“不了,时间不早了,我还有些事情。”说着,百里朝陈义的儿子挥了挥手,“我先走了,下次见。”
“走,我送送你。”说着,陈义与百里一起走了出去。
已是下午,小区里稀稀落落的尽是无事的老人和无事的孩童。
“你没说漏嘴吧,”站在外面,陈义点着香烟,问道,“我一直都说在一家国企工作,你可不能一开口说老子是个杀手啊。”
百里白帜摇了摇头,又问道:“你怎么回来的?”
“靠,”听到这话,陈义有些激动,“那个该死的小子,害老子掉到谷底,多亏谷底有些活物,我把损伤都转移给它们了……花了这么久才回来。”
“上次的事,对不住了。

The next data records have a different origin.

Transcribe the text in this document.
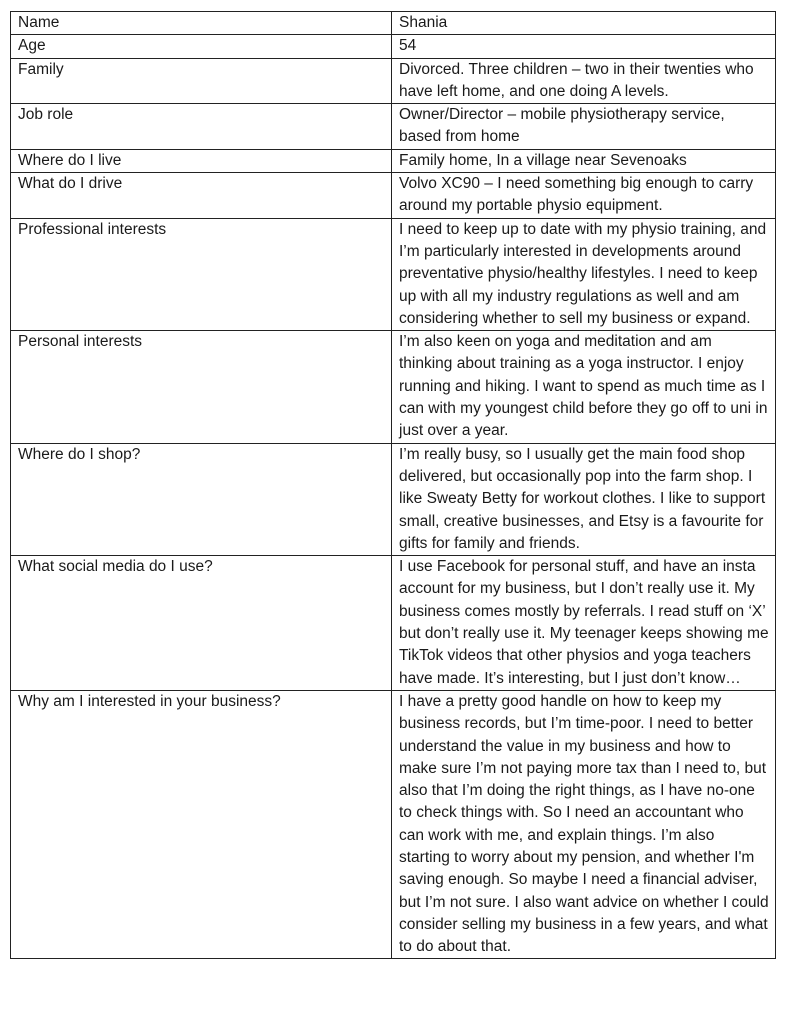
Name	Shania
Age	54
Family	Divorced. Three children – two in their twenties who have left home, and one doing A levels.
Job role	Owner/Director – mobile physiotherapy service, based from home
Where do I live	Family home, In a village near Sevenoaks
What do I drive	Volvo XC90 – I need something big enough to carry around my portable physio equipment.
Professional interests	I need to keep up to date with my physio training, and I’m particularly interested in developments around preventative physio/healthy lifestyles. I need to keep up with all my industry regulations as well and am considering whether to sell my business or expand.
Personal interests	I’m also keen on yoga and meditation and am thinking about training as a yoga instructor. I enjoy running and hiking. I want to spend as much time as I can with my youngest child before they go off to uni in just over a year.
Where do I shop?	I’m really busy, so I usually get the main food shop delivered, but occasionally pop into the farm shop. I like Sweaty Betty for workout clothes. I like to support small, creative businesses, and Etsy is a favourite for gifts for family and friends.
What social media do I use?	I use Facebook for personal stuff, and have an insta account for my business, but I don’t really use it. My business comes mostly by referrals. I read stuff on ‘X’ but don’t really use it. My teenager keeps showing me TikTok videos that other physios and yoga teachers have made. It’s interesting, but I just don’t know…
Why am I interested in your business?	I have a pretty good handle on how to keep my business records, but I’m time-poor. I need to better understand the value in my business and how to make sure I’m not paying more tax than I need to, but also that I’m doing the right things, as I have no-one to check things with. So I need an accountant who can work with me, and explain things. I’m also starting to worry about my pension, and whether I'm saving enough. So maybe I need a financial adviser, but I’m not sure. I also want advice on whether I could consider selling my business in a few years, and what to do about that.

”百里有些愧疚地看着地面。
“诶,没事,”陈义摆了摆手,“算我们倒霉,碰上了狠角色。”
“你不在这阵,上头又有新任务了。”
陈义吸了口烟,缓缓吐出来:“总得……让我休整休整吧。”
“不急,还有差不多一个月的时间。”
“我知道了。”
说完,陈义把烟丢到地上,踩灭。
“布鲁斯他们怎么样,没死吧?”
“没有,”百里摇了摇头,“他们都很好。”
“行,我知道了,你回去吧。”
百里点了点头,向前走去。五步之后,他的身形“嗖”的一下消失在了陈义的视线中。
“切,这么走倒是方便,来无影去无踪的。”摇了摇头,陈义转身往楼道里走去。